Nonlinear solvers in Dynare
The aim of this project is 1. to separate nonlinear solvers from the problems that they are supposed to solve 1. to provide Matlab and Mex versions of these solvers 1. write Matlab, Mex and C++ version of the problems solved by nonlinear solvers
Existing nonlinear solvers
- Matlab or Octave native version of fsolve(). Note that Matlab and Octave versions of fsolve() are different. (Can't be easily ported to C++)
- Newton method with linear search on the entire problem. (As trust region algorithm is superior, not a priority to have a C++ version)
- Newton method with linear search on recursive blocks. (As trust region algorithm is superior, not a priority to have a C++ version)
- Chris Sims csolve() on entire problem. There exist a C version on Chris's web site.
- trust region algorithm on recursive blocks
- Newton algorithm with sparse Gaussian elimination (SPE) (Currently only for bytecode)
- Newton algorithm with sparge LU solver (Currently only for bytecode)
- Newton algorithm with GMRES (Currently only for bytecode)
- Newton algorithm with BICGSTAB (Currently only for bytecode)
- trust region algorithm on entire problem
- mixed complementarity solver
- Simple Newton with dampening factor in order to replace sim1()
steady state (directly solve <fname>_static)
- perfect foresight (perfect_foresight_problem.m)
- stochastic extended path problem
Provide problems in standard manner
We need Matlab, C and Mex access to <fname>_static and <fname>_dynamic. The format of these functions (Matlab, bytecode or Mex/C) needs to be hidden in a single calling function.
- We need Matlab, C and Mex access to perfect foresight problem and stochastic extended path problem (only Matlab exists currently)

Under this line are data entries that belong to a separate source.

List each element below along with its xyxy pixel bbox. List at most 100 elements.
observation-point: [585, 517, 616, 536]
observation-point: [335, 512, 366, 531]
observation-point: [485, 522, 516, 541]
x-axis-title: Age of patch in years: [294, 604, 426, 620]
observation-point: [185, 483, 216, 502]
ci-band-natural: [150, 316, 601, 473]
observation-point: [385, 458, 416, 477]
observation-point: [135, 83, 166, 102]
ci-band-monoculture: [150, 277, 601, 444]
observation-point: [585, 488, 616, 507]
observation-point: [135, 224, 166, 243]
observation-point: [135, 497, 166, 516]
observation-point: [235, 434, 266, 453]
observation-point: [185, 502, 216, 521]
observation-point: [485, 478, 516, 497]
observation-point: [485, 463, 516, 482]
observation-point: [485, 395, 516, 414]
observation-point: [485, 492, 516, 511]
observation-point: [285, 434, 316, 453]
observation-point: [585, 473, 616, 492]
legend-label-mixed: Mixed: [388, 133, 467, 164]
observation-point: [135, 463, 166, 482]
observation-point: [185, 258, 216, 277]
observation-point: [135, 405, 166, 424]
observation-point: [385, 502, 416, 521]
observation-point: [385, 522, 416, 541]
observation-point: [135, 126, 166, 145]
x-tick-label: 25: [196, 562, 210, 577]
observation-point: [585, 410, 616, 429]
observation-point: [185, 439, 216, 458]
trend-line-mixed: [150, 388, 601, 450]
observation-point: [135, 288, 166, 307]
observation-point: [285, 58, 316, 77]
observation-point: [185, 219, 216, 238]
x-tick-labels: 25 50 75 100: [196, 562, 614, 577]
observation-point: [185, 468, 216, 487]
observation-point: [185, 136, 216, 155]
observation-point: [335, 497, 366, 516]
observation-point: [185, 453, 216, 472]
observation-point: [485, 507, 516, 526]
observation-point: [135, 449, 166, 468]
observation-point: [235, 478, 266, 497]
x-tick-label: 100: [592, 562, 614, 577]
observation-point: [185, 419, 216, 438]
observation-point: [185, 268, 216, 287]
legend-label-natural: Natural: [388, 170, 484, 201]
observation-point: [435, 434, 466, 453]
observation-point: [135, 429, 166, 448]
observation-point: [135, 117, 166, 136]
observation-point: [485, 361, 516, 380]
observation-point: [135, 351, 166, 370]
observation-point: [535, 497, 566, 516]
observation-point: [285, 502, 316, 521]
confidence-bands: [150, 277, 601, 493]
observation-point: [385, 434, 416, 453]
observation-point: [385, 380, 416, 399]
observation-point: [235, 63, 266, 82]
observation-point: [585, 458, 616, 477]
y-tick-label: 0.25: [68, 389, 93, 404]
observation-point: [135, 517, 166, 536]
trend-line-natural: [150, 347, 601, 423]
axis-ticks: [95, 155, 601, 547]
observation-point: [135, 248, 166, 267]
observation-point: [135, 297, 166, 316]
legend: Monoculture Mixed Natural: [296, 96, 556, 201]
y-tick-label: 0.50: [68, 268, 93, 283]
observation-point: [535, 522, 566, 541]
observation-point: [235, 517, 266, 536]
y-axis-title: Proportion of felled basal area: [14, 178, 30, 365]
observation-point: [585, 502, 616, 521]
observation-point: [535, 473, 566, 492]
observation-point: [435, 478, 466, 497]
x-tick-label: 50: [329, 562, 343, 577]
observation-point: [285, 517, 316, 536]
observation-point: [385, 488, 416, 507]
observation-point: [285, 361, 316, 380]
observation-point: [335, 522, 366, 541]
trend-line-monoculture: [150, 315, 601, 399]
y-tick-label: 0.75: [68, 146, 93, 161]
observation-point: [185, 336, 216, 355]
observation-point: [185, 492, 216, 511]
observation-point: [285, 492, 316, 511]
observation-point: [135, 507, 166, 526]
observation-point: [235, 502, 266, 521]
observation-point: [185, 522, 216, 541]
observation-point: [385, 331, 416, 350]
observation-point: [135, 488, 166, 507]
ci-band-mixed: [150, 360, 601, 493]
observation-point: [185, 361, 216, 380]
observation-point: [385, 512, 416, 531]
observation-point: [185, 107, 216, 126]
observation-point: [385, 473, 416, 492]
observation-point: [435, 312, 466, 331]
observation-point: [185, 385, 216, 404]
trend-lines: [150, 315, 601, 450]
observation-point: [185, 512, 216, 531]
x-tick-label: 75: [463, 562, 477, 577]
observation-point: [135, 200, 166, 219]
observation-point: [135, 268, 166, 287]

- The C version is needed to interact with C/C++ version of the solvers. Mex is just a wrapper around the C version.
Provide linear solvers in standard manner
- Several of the algorithms above differ only by the linear solver
- We should instead introduce yet another option to choose the linear solver for all nonlinear solvers, even if such an option is maybe only interesting for the perfect foresight and stochastic extended path problems.
- At least one algorithm can't be handled that way. It is the perfect foresight Newton solver where the number of periods is tested for in each iteration. We should keep its current separate Matlab implementation.